Matter I have to consider first

The Appellant asked for an interpreter

[6] The Appellant asked for an interpreter as English isn’t her first language. At the hearing, the Appellant confirmed she understands some English and only needed the interpreter to translate things she didn’t understand. So, the hearing was partially conducted through an interpreter to ensure the Appellant could understand the proceedings.

Issue

[7] Was the Appellant suspended from her job because of misconduct?

Analysis

[8] To answer the question of whether the Appellant was suspended from her job because of misconduct, I have to decide two things. First, I have to determine why the Appellant was suspended from her job. Then, I have to determine whether the law considers that reason to be misconduct.

Why was the Appellant suspended from her job?

[9] I find the Appellant was suspended from her job because she didn’t follow her employer’s mandatory COVID-19 vaccination policy: she didn’t get vaccinated.

[10] The Appellant doesn’t agree that she was suspended from her job. She argues that she was actually dismissed because a suspension should include conditions on how an employee can return to work, but her employer didn’t give her any conditions when they put her on unpaid leave, such as saying she could go back to work if she got vaccinated or giving a date when her suspension would end.Footnote 3

[11] I acknowledge the Appellant feels she was dismissed, not suspended, from her job for the reasons she says.

[12] But I find the evidence shows the Appellant was in fact suspended from her job.
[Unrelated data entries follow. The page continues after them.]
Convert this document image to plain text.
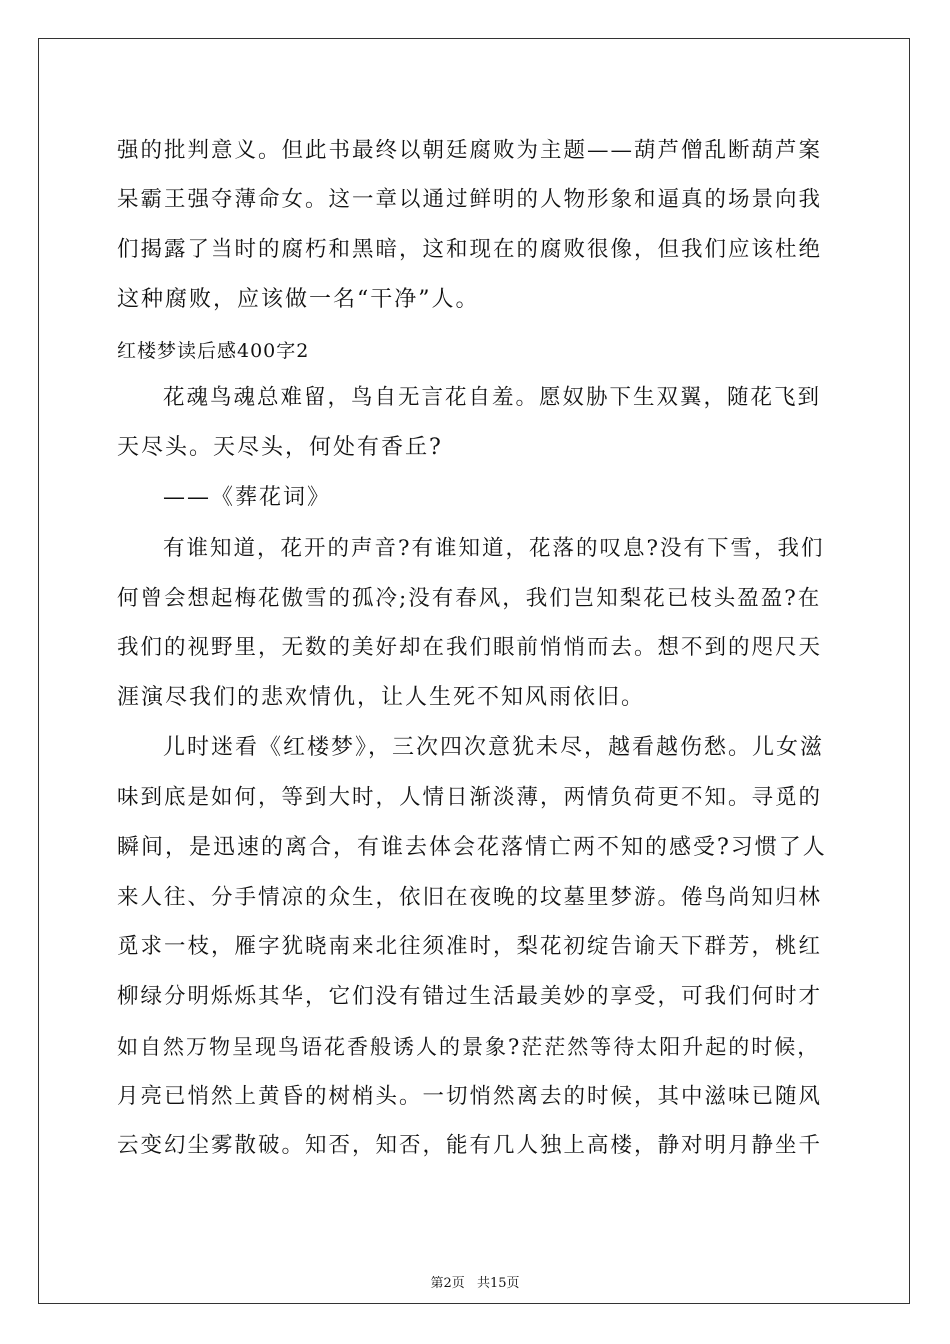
强的批判意义。但此书最终以朝廷腐败为主题——葫芦僧乱断葫芦案
呆霸王强夺薄命女。这一章以通过鲜明的人物形象和逼真的场景向我
们揭露了当时的腐朽和黑暗，这和现在的腐败很像，但我们应该杜绝
这种腐败，应该做一名“干净”人。
红楼梦读后感400字2
花魂鸟魂总难留，鸟自无言花自羞。愿奴胁下生双翼，随花飞到
天尽头。天尽头，何处有香丘?
——《葬花词》
有谁知道，花开的声音?有谁知道，花落的叹息?没有下雪，我们
何曾会想起梅花傲雪的孤冷;没有春风，我们岂知梨花已枝头盈盈?在
我们的视野里，无数的美好却在我们眼前悄悄而去。想不到的咫尺天
涯演尽我们的悲欢情仇，让人生死不知风雨依旧。
儿时迷看《红楼梦》，三次四次意犹未尽，越看越伤愁。儿女滋
味到底是如何，等到大时，人情日渐淡薄，两情负荷更不知。寻觅的
瞬间，是迅速的离合，有谁去体会花落情亡两不知的感受?习惯了人
来人往、分手情凉的众生，依旧在夜晚的坟墓里梦游。倦鸟尚知归林
觅求一枝，雁字犹晓南来北往须准时，梨花初绽告谕天下群芳，桃红
柳绿分明烁烁其华，它们没有错过生活最美妙的享受，可我们何时才
如自然万物呈现鸟语花香般诱人的景象?茫茫然等待太阳升起的时候，
月亮已悄然上黄昏的树梢头。一切悄然离去的时候，其中滋味已随风
云变幻尘雾散破。知否，知否，能有几人独上高楼，静对明月静坐千
第2页 共15页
This evidence is:

  • An email to the Appellant from her employer, dated September 16, 2021. It says if she doesn’t follow their policy by October 30, 2021, she will be placed on an indefinite unpaid leave of absence until she is fully vaccinated or until the COVID-19 vaccine is no longer required.Footnote 4
  • An email to the Appellant from her employer, dated October 31, 2021. It says the Appellant is now placed on an indefinite unpaid leave of absence as of October 31, 2021 for not following their policy.Footnote 5

[13] I find this evidence shows the Appellant’s employer did explain to the Appellant how an employee who was placed on indefinite unpaid leave for not following their policy could return to work, which was to either get vaccinated or be reinstated once vaccination was no longer required. They then later placed the Appellant on indefinite unpaid leave for not following their policy.

[14] I also asked the Appellant if she has received a termination letter from her employer. She testified that she has not.

[15] Taken together, I find the evidence shows the Appellant was in fact suspended, and not dismissed, from her job. The Appellant may feel she was dismissed, but there is no evidence to show that is what happened.

[16] So, for the rest of this decision, I will refer to the Appellant’s loss of work as a suspension because this is what the evidence shows.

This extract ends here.